Curing the Yi is hard. There are a lot of things we can do to help the stomach digest better. Paul Pitchford’s Healing With Whole Foods, the modern authority on Asian nutrition, suggests eating only warm or well-cooked foods, chewing more, eating smaller and more frequent meals at the same time every day, and avoiding sugars, dairy, and raw foods. But worry is insidious, and our culture encourages and celebrates it. Particularly in this political climate, we are made to believe we need to know more, that our current information fill will not equip us to cope.
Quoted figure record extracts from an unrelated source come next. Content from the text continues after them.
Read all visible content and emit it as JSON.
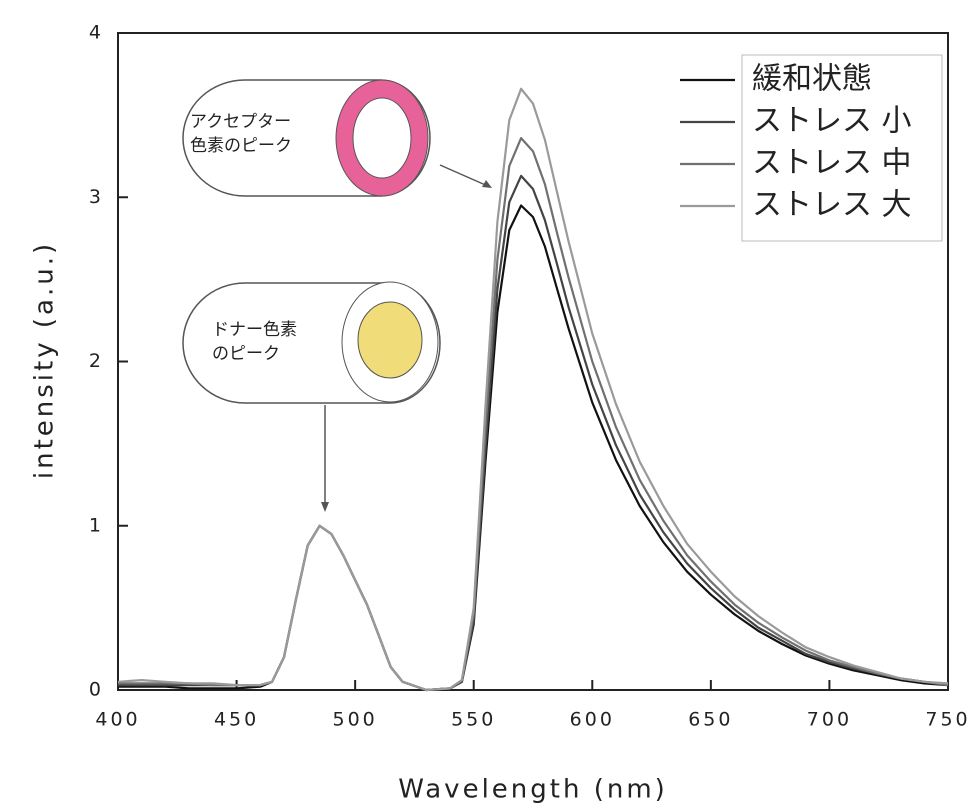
{
  "chart_data": {
    "type": "line",
    "xlabel": "Wavelength (nm)",
    "ylabel": "intensity (a.u.)",
    "x": [
      400,
      410,
      420,
      430,
      440,
      450,
      460,
      465,
      470,
      475,
      480,
      485,
      490,
      495,
      500,
      505,
      510,
      515,
      520,
      530,
      540,
      545,
      550,
      555,
      560,
      565,
      570,
      575,
      580,
      585,
      590,
      600,
      610,
      620,
      630,
      640,
      650,
      660,
      670,
      680,
      690,
      700,
      710,
      720,
      730,
      740,
      750
    ],
    "series": [
      {
        "name": "緩和状態",
        "color": "#111111",
        "values": [
          0.02,
          0.02,
          0.02,
          0.01,
          0.01,
          0.01,
          0.02,
          0.05,
          0.2,
          0.55,
          0.88,
          1.0,
          0.95,
          0.82,
          0.67,
          0.52,
          0.33,
          0.14,
          0.05,
          0.0,
          0.01,
          0.05,
          0.4,
          1.4,
          2.3,
          2.8,
          2.95,
          2.88,
          2.7,
          2.45,
          2.2,
          1.75,
          1.4,
          1.12,
          0.9,
          0.72,
          0.58,
          0.46,
          0.36,
          0.28,
          0.21,
          0.16,
          0.12,
          0.09,
          0.06,
          0.04,
          0.03
        ]
      },
      {
        "name": "ストレス 小",
        "color": "#444444",
        "values": [
          0.03,
          0.03,
          0.03,
          0.03,
          0.03,
          0.03,
          0.03,
          0.05,
          0.2,
          0.55,
          0.88,
          1.0,
          0.95,
          0.82,
          0.67,
          0.52,
          0.33,
          0.14,
          0.05,
          0.0,
          0.01,
          0.05,
          0.42,
          1.48,
          2.44,
          2.97,
          3.13,
          3.05,
          2.86,
          2.6,
          2.33,
          1.86,
          1.49,
          1.19,
          0.96,
          0.77,
          0.62,
          0.49,
          0.38,
          0.3,
          0.22,
          0.17,
          0.13,
          0.1,
          0.07,
          0.05,
          0.03
        ]
      },
      {
        "name": "ストレス 中",
        "color": "#707070",
        "values": [
          0.04,
          0.04,
          0.04,
          0.04,
          0.03,
          0.03,
          0.03,
          0.05,
          0.2,
          0.55,
          0.88,
          1.0,
          0.95,
          0.82,
          0.67,
          0.52,
          0.33,
          0.14,
          0.05,
          0.0,
          0.01,
          0.06,
          0.46,
          1.6,
          2.62,
          3.19,
          3.36,
          3.28,
          3.08,
          2.79,
          2.51,
          2.0,
          1.6,
          1.28,
          1.03,
          0.82,
          0.66,
          0.52,
          0.41,
          0.32,
          0.24,
          0.18,
          0.14,
          0.1,
          0.07,
          0.05,
          0.03
        ]
      },
      {
        "name": "ストレス 大",
        "color": "#9a9a9a",
        "values": [
          0.05,
          0.06,
          0.05,
          0.04,
          0.04,
          0.03,
          0.03,
          0.05,
          0.2,
          0.55,
          0.88,
          1.0,
          0.95,
          0.82,
          0.67,
          0.52,
          0.33,
          0.14,
          0.05,
          0.0,
          0.01,
          0.06,
          0.5,
          1.74,
          2.85,
          3.47,
          3.66,
          3.57,
          3.35,
          3.04,
          2.73,
          2.17,
          1.74,
          1.39,
          1.12,
          0.89,
          0.72,
          0.57,
          0.45,
          0.35,
          0.26,
          0.2,
          0.15,
          0.11,
          0.07,
          0.05,
          0.04
        ]
      }
    ],
    "xlim": [
      400,
      750
    ],
    "xticks": [
      400,
      450,
      500,
      550,
      600,
      650,
      700,
      750
    ],
    "ylim": [
      0,
      4
    ],
    "yticks": [
      0,
      1,
      2,
      3,
      4
    ],
    "legend": "upper right",
    "annotations": [
      {
        "lines": [
          "アクセプター",
          "色素のピーク"
        ]
      },
      {
        "lines": [
          "ドナー色素",
          "のピーク"
        ]
      }
    ]
  }
}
So be kind to your mind. Don’t ask too much of it. It shouldn’t be working endlessly. It needs rest, too. Stop feeding it. I take care of myself by processing the world at my own rate, not at the rate that the media or Facebook or 24-hour news cycles or “new expanded formats” want me to. I turn off my ringers, my vibrations, and all push notifications: my phone does not need to tell me when it wants my attention. My laptop rarely comes home with me, and when it does, it isn’t allowed in my bedroom. I don’t read when I eat. I breathe into my belly when I sit in traffic. I let air be all that I am swallowing.
And most important, I reevaluate my relationship with how much information I really need on a daily basis. More isn’t necessarily better. I leave a few fries on my plate. I tell myself I am already full … and I know everything I need to know right now. Ten times a day, I practice my new mantra: I need no new information, for right now. I need no new information.
My mind hates this. The baby cries when you take away the lollipop.
But we can’t live on candy. Only a child thinks she can suck down sweet, gooey sugar treats all day long and not expect to be nauseated and hungover all night. We are adults. I am responsible for what I swallow, for what I digest. No one else has been assigned to my case: No one has my file. I say when I am full.
I need no new information. I have everything I need.